In a recent survey, Grade \(12\) students were asked if they like pineapples. They were then asked if they like bananas. It was found that
\(30\%\) of the students do not like pineapples,
\(36\) students do not like bananas,
\(60\) students like both fruits, and
\(48\) students like one fruit but not the other.
How many students do not like pineapples and do not like bananas?
Let \(x\) be the number of students
that like only pineapples.
Let \(y\) be the number of students
that like only bananas.
Let \(z\) be the number of students
that do not like pineapples and do not like bananas.

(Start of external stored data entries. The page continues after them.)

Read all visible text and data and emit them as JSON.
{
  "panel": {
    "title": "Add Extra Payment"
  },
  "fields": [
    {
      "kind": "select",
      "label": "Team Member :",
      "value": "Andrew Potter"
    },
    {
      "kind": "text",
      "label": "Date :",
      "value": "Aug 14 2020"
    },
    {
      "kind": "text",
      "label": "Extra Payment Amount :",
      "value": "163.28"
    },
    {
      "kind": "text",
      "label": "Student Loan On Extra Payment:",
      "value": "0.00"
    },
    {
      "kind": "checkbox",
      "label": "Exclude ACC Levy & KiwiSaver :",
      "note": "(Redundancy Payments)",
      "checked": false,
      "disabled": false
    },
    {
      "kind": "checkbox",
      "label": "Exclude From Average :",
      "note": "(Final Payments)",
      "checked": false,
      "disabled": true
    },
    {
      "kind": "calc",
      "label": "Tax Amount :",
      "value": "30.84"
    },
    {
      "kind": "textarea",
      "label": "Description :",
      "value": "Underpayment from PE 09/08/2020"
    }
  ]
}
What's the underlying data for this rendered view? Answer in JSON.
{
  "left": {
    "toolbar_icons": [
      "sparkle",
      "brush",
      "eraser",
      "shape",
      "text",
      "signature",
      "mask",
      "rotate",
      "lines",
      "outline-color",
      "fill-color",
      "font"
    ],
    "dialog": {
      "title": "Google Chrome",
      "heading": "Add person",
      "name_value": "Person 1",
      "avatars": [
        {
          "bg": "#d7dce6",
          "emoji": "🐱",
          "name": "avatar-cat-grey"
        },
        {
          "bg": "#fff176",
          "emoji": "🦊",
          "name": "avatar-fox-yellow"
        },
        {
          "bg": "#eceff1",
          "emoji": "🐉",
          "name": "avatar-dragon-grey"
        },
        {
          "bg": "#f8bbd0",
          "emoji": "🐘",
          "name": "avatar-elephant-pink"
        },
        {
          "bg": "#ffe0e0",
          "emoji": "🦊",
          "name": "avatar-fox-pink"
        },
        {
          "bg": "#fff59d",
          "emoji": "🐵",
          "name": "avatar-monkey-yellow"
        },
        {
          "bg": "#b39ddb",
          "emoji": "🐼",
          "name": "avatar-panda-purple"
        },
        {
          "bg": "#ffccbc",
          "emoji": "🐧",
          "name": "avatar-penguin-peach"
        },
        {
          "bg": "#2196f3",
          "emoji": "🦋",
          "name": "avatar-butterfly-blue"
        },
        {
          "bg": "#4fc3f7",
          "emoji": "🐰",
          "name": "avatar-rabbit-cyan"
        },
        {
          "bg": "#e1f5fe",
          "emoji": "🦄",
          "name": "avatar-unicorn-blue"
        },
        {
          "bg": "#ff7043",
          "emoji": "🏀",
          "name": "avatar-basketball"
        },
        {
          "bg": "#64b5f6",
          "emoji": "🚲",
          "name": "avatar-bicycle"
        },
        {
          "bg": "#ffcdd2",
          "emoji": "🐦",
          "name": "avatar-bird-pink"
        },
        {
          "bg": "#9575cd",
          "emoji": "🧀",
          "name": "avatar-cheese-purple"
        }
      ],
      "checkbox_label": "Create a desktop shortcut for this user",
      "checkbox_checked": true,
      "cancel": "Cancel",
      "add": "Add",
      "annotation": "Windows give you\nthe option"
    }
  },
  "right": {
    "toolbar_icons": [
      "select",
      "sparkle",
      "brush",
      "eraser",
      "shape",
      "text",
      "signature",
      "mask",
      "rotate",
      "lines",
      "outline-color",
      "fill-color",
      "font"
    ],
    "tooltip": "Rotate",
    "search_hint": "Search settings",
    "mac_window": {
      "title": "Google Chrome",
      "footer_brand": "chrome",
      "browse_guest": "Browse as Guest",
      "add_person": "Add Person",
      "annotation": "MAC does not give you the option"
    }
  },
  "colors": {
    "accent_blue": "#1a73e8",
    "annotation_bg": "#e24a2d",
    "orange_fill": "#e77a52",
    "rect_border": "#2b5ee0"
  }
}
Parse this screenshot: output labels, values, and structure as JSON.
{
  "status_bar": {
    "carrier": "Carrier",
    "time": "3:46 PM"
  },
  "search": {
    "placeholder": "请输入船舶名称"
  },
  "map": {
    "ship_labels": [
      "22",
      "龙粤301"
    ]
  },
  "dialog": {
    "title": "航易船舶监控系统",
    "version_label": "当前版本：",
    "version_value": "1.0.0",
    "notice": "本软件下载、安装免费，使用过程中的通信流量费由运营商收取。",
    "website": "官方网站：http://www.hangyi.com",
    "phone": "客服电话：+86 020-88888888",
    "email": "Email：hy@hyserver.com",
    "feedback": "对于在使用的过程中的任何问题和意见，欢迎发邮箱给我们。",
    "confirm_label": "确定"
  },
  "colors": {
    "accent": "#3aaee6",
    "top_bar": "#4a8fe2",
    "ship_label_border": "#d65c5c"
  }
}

We’re given that \(60\) students like
both pineapples and bananas.
This information is summarized in the Venn diagram.
The number of students that do not like bananas is equal to \(x+z\). Therefore, \[x+z=36\tag{1}\] The number of students who like one fruit but not the other is equal to \(x+y\). Therefore, \[x+y=48\tag{2}\] The total number of students is equal to \(x+y+z+60\) and \(30\%\) of this is \(0.3(x+y+z+60)\). This is also equal to the number of students that do not like pineapples, \(y+z\). Therefore, \[0.3(x+y+z+60)= y+z\tag{3}\]
Subtracting equation \((1)\) from equation \((2)\), we get \(y-z=12\). Therefore, \(y = z+ 12\).
Substituting equation \((1)\) into equation \((3)\) we get \(0.3(36 + y +60)= y+z\), or \(0.3(96 + y)= y+z\).
Now substituting \(y=z+12\), we get \[\begin{aligned} 0.3(96+ (z+12))&= (z+12)+z\\ 28.8 + 0.3z + 3.6 &= 2z + 12\\ 20.4 &= 1.7z\\ z&=12 \end{aligned}\] Therefore, there are \(12\) students who do not like pineapples and do not like bananas.
Although we are not asked to do so, we could go on and solve for \(x=24\) and \(y=24\).